My business partner and I pause and then recognize out-loud that something good has happened. Like Kurt Vonnegut’s uncle used to do, we say something to the effect of, “If this isn’t nice, I don’t know what is.”

Next, we pull out our box of index cards and write out three new cards. One says “What Happened,” the next, “How it Happened,” and finally, “Why it Happened.”

What Happened:
On this card, we write down the event or incident we’re recognizing. In this case, let’s say it’s a signed contract with a new client. So we write that down, some detail about the client or project, and any important notes about the process. This card is all about recording the moment of excitement and success.

How it Happened:
Here we write down what we actually did to help make the sale. Was our proposal short and to-the-point?
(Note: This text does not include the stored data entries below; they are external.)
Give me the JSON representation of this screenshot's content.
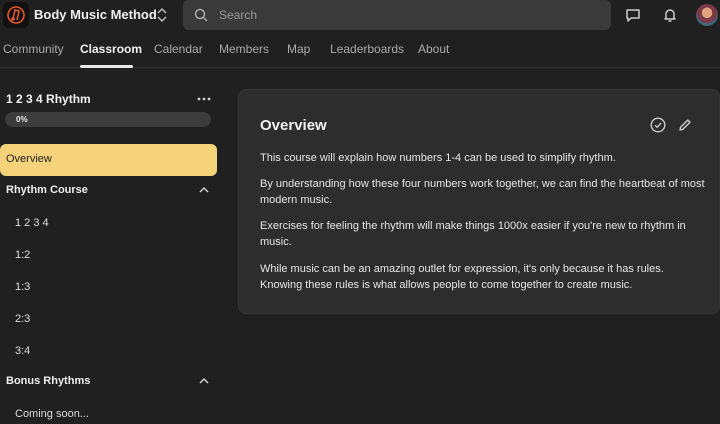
{
  "header": {
    "app_name": "Body Music Method",
    "search_placeholder": "Search"
  },
  "nav": {
    "tabs": [
      {
        "label": "Community"
      },
      {
        "label": "Classroom"
      },
      {
        "label": "Calendar"
      },
      {
        "label": "Members"
      },
      {
        "label": "Map"
      },
      {
        "label": "Leaderboards"
      },
      {
        "label": "About"
      }
    ],
    "active": "Classroom"
  },
  "sidebar": {
    "course_title": "1 2 3 4 Rhythm",
    "progress_text": "0%",
    "progress_value": 0,
    "overview_label": "Overview",
    "sections": [
      {
        "label": "Rhythm Course",
        "lessons": [
          "1 2 3 4",
          "1:2",
          "1:3",
          "2:3",
          "3:4"
        ]
      },
      {
        "label": "Bonus Rhythms",
        "lessons": [
          "Coming soon..."
        ]
      }
    ]
  },
  "main": {
    "title": "Overview",
    "paragraphs": [
      "This course will explain how numbers 1-4 can be used to simplify rhythm.",
      "By understanding how these four numbers work together, we can find the heartbeat of most modern music.",
      "Exercises for feeling the rhythm will make things 1000x easier if you're new to rhythm in music.",
      "While music can be an amazing outlet for expression, it's only because it has rules. Knowing these rules is what allows people to come together to create music."
    ]
  },
  "colors": {
    "accent": "#f6d37a",
    "background": "#202020",
    "card": "#2d2d2d"
  }
}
Did we have follow-up conversations to get to know the client better? Did they come to us based on a great referral or marketing tactic? Did we provide interesting case studies? This card is all about the actions we took to create the success.

Why it Happened:
Finally, we write down a repeatable principle we can derive from how it happened. If we made a connection because we were conversational and not pitchy, we might record, “No pitching.” If the client came to us, and knew exactly how to best work with us, we might write, “Clear marketing position.” The purpose of this card is to capture the principles that led us to take the above actions.
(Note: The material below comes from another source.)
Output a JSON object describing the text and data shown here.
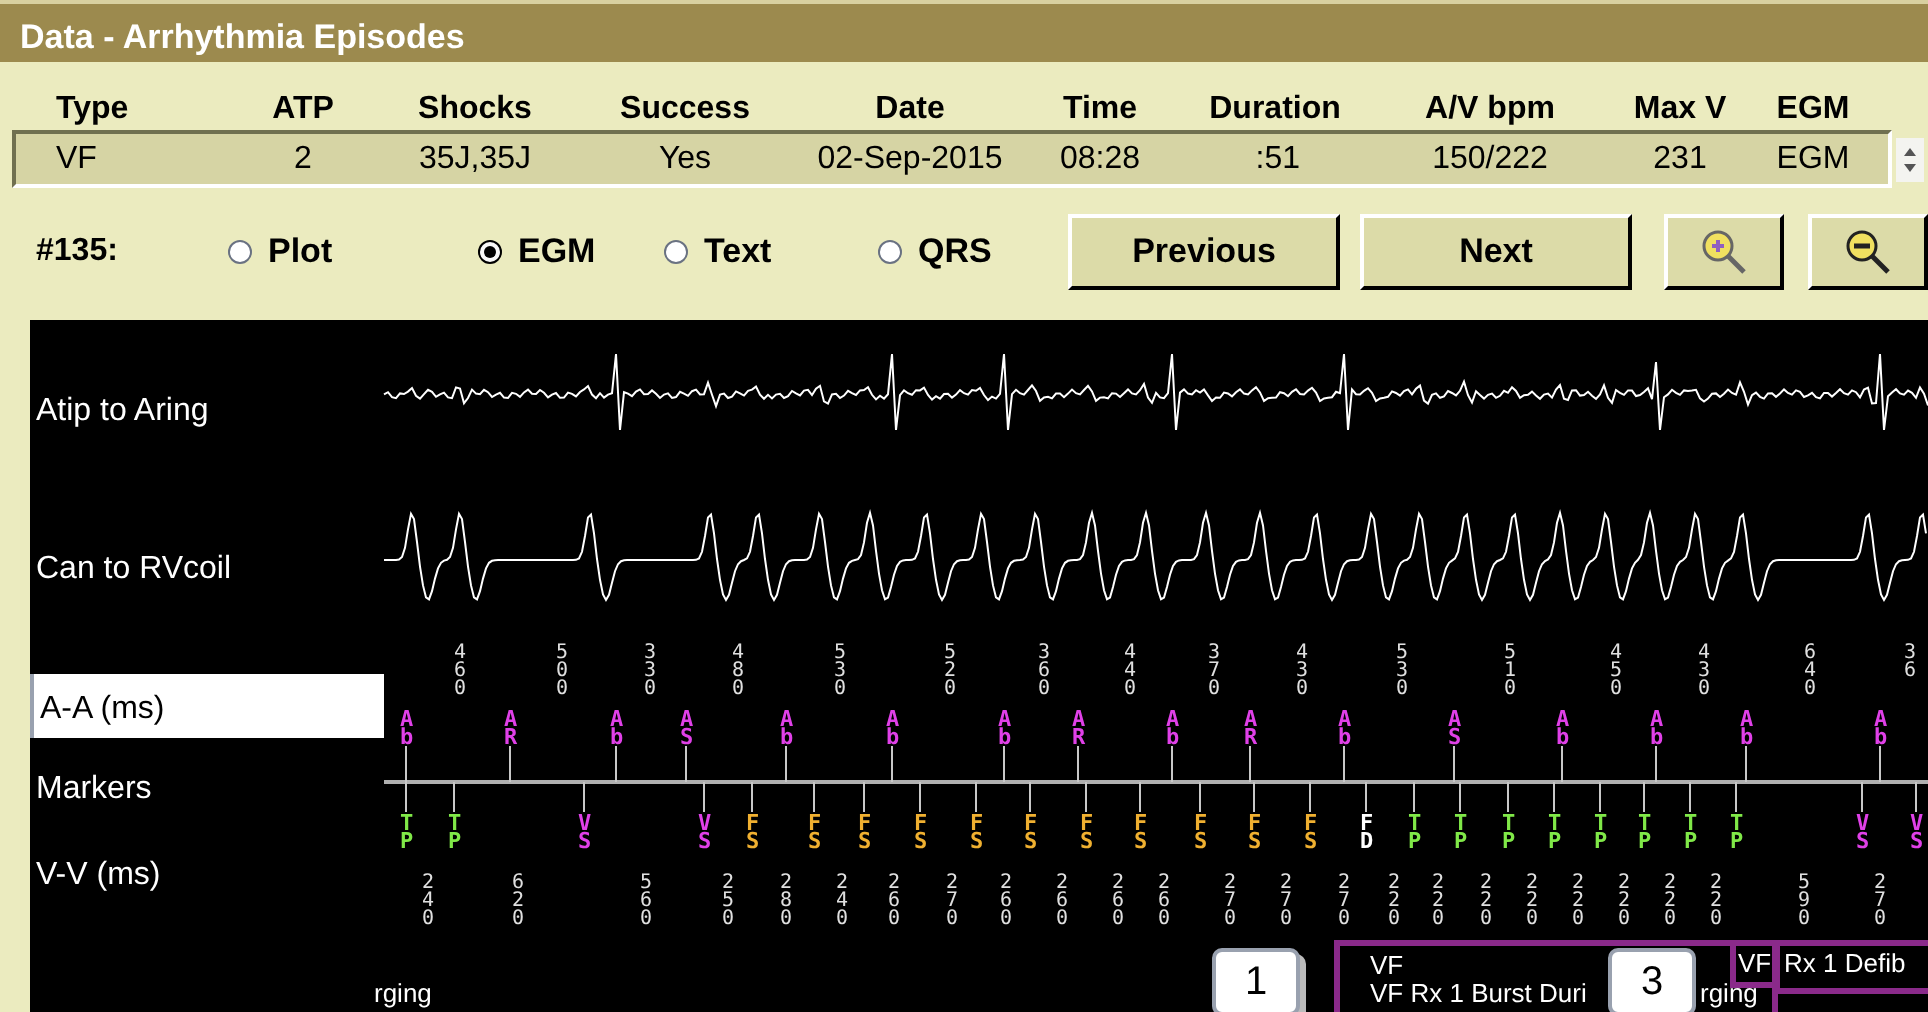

The process of writing these down accomplishes a few things. First, it’s a reminder that you’re on the right track, and that you know what you’re doing. Celebrating every win is a necessary component to maintain the motivation to keep moving forward and improving.

It also helps you keep a record of your successes that you can look back on in darker days to remind yourself you’ve done it before, and you can do it again.

But most importantly, it helps you craft what we’ll call—to borrow some language from Exponent—our principle stack. Basically, a set of ranked principles that guide the decisions you make in your business. Vitally, these aren’t abstract ideals or concepts you’ve merely pondered—these are the principles behind your successful actions. Repeating them will be part of your secret to long-term success.

After doing this a few times, you’ll literally have a stack of cards that form the principles for your business that have been the key to your accomplishments so far. Arrange them in order of your priorities based on your personal values and you’ve got your company’s principle stack.

Now, when you have a decision to make, or you’re wondering if you’re pursuing the right client, or you’re thinking about making a change in your business, you can refer to your principle stack. Is what you’re thinking about aligned with what’s made you successful? Is it aligned with your personal values? Have you seen similar success before?

For us, when given the opportunity to have an informal conversation rather than pitch ourselves, we chat, based on our principles. If we’re wondering if we should take on work that’s outside of our core services, we pass, because it’s more advantageous to have a clear market position.

I see so many business owners struggle to make even minor decisions when they don’t have clear numbers to base their decision on. Should I pursue this work? Should I make this purchase? Should I follow-up or wait a little longer? In the absence of data, we can lose our confidence. Your principle stack are your data. Base your decisions on them.

I recommend asking Siri or Google Assistant to remind you every two or three months to review your principle stack. Keep it fresh in your mind, and add to it as often as possible. And, over time, if you notice you’re making more and more decisions in violation of a particular principle (perhaps something like, “we only work with this one type of business”), you might decide that principle is no longer useful—take it out of the stack.

If you’re wondering if this can be done in reverse, absolutely. If you screw something up, write down what happened, how it happened, and the principle you could have enforced that would have avoided it. This has the calming effect of helping you derive meaningful lessons from errors, which smooths the edges and makes them less harmful to your confidence.

But, most importantly, pay attention to your successes. Record what happened, and what you did to make it happen. And look for repeatable patterns that can form principles.

And then refer back to your principle stack every time you need to make a decision.

And remember to say, “If this isn’t nice, I don’t know what is.”